Уставшие от долгой войны и смуты, крови и смертей люди, присмиревшие перед непонятностью разворошенного ими мира, настороженно и пугливо ждали уже каких угодно перемен, лишь бы скорее прекратилась эта сосущая сердца тоска, изнуряющая сознание неопределенность и перепутанность, эта постоянная нищета. Доведенные до какого-то, видно, критического предела терпения, они теперь были уже согласны на все.

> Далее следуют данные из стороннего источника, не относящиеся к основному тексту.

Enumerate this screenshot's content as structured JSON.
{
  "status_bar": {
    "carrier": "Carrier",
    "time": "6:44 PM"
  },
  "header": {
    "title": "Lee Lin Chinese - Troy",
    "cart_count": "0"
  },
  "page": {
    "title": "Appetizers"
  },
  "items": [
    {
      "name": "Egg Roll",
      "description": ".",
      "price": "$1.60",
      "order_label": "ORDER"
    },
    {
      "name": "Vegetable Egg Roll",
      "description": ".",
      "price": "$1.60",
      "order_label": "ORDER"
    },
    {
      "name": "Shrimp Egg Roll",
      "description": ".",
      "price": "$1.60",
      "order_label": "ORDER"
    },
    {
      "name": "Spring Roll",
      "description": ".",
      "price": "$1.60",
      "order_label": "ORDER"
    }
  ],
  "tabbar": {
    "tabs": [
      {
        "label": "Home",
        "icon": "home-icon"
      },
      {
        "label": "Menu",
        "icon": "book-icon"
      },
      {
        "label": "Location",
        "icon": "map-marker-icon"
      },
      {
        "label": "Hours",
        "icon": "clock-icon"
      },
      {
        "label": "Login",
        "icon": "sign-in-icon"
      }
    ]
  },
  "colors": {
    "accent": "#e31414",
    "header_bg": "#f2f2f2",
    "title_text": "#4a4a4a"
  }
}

Накануне весенних полевых работ по хуторам и станицам стали создаваться землеустроительные комиссии, чтобы до весеннего сева разделить землю, как казалось людям, по справедливости. Был предпринят решительный шаг по переустройству жизни. Хутора и станицы снова погрузились в какое-то оцепенение, тревогу и томительное ожидание. Ведь там, где делят землю, всегда льется кровь. Видимо, человек так незримо, но неразрывно связан с землей, каким-то им неосознаваемым законом, что, когда режут, делят ее, льется кровь человеческая… И хотя в связи с предстоящим переделом земли только и говорилось о справедливости, о новом светлом будущем, большинство людей чуяло, что дело это недоброе и вряд ли удастся избежать беды. А по опыту последних революционных лет, они знали, не раз убеждались в том, что к светлому будущему взывают обыкновенно те легкомысленные, часто просто убогие люди, кто не умеет обустроить жизнь в настоящем. Ведь отобрать землю у человека лишь потому, что она у него есть, и он на ней работает, и отдать тому, у кого ее нет и кто не хочет и не умеет на ней работать, было слишком неубедительным основанием для ее передела.
В первых числах апреля в станице Славянской прошел съезд комиссий по землеустройству, как их называли — по предоставлению льгот. Бывший красноармеец, член земельной комиссии хутора Лебедевского Федор Дмитриевич Киселев возвращался на хутор вместе с землемером Николаем Васильевичем Ивановым. До Гривенской доплыли на попутной барже, а на хутор, не найдя подводы, пошли по предвечерней весенней степи пешком. На хутор дошли засветло. Поскольку в крохотной хатке Киселева места на ночлег для землемера не нашлось, отправились к председателю сельского совета, возглавлявшего и земельную комиссию, Василию Кирилловичу Погорелову, который вернулся в хутор днем раньше.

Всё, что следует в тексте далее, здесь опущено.